Roberto Beccantini3 novembre 2013Pubblicato in Per sport

Dalla pancia dello stadio olimpico di Torino è emersa una partita che mi ha riportato ai tempi in cui, all’oratorio, il più dribblomane di noi aspiranti Sivori sfidava tutti gli altri, a cominciare dal proprietario del pallone. Spesso, vinceva proprio lui. Nel calcio moderno vincono, di solito, gli altri. Non sempre, però, Non questa volta, almeno. E allora: Toro uno Roma uno. Prima non vittoria, dopo dieci consecutive, della capolista.

Il dribblomane a me caro è Alessio «Winston» Cerci, 26 anni e finte ondeggianti come i suoi riccioli. In passato, lo avremmo definito un’ala; oggi, è un esterno (per il 4-4-2) o una punta larga (per il 4-3-3). Mi piace il suo coraggio, quella spavalderia di vivere il calcio fuori dagli schemi. Per un tempo, la partita è stata: Cerci contro la Roma. Non poteva che essere in vantaggio la Roma. E difatti lo era. Poi, alla ripresa, qualcuno gli ha dato una mano e proprio Cerci ha pareggiato il gol di Strootman, una via di mezzo tra Emerson e Neeskens.

Mi sono entusiasmato a seguirne i sentieri.
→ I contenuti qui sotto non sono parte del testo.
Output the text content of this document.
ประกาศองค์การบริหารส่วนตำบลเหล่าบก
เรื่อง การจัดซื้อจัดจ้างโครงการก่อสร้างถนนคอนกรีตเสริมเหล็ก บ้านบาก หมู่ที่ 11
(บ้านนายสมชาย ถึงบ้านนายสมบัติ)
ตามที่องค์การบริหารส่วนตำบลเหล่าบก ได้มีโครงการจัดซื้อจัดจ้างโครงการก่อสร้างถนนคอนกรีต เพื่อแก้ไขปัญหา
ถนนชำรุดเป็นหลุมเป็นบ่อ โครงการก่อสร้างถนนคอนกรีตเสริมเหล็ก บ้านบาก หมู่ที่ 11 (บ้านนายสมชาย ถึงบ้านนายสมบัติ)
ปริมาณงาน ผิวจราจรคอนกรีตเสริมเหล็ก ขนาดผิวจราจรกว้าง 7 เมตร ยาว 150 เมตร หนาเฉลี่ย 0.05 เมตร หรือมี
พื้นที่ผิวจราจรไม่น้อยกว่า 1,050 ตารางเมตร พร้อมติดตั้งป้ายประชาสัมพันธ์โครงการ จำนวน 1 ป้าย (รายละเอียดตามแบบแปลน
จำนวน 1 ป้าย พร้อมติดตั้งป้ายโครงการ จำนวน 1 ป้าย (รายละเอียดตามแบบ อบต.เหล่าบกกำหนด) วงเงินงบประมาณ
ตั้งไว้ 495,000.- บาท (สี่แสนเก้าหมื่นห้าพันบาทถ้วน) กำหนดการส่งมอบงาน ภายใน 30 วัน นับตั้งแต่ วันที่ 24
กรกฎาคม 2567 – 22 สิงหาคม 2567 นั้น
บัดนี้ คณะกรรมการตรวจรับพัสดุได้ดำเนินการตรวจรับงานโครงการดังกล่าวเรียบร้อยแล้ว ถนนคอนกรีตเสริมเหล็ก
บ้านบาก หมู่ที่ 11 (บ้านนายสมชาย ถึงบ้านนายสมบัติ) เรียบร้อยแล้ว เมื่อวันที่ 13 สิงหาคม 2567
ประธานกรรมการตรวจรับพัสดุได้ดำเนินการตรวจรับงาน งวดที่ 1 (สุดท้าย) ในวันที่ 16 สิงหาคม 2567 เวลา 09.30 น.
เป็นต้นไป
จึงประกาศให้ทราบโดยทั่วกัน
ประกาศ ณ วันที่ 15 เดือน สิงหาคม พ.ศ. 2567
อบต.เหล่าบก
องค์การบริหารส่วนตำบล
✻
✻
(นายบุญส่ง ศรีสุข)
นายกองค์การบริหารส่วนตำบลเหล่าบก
Tirava da tutte le parti, Cerci, scartava chiunque gli capitasse a tiro. Sembrava la prolunga, misteriosa e suggestiva, di Gigi Meroni. La fabbrica di Rudi Garcia, già scossa da uno smash di Meggiorini (che parata, De Sanctis!), ha riaperto al volo per gli straordinari, ma non le è bastato. Un calo di tensione, in assenza di Totti e Gervinho. Nulla di drammatico: ci mancherebbe. Il calendario le strizza l’occhio: domenica, Roma-Sassuolo e «spareggio» Juventus-Napoli.

Cerci è uscito nel finale: mai così stremato, mai così applaudito. Il segno distintivo resta il dribbling, i cui influssi diabolici sono invisi a quei curati del pressing alto e del regista basso che raccomandano tonnellate di Pater, Ave e zona. Ci sono società che inseguono uomini di fascia, Alessio è molto ala e poco terzino, ma un pensierino glielo avrei dedicato.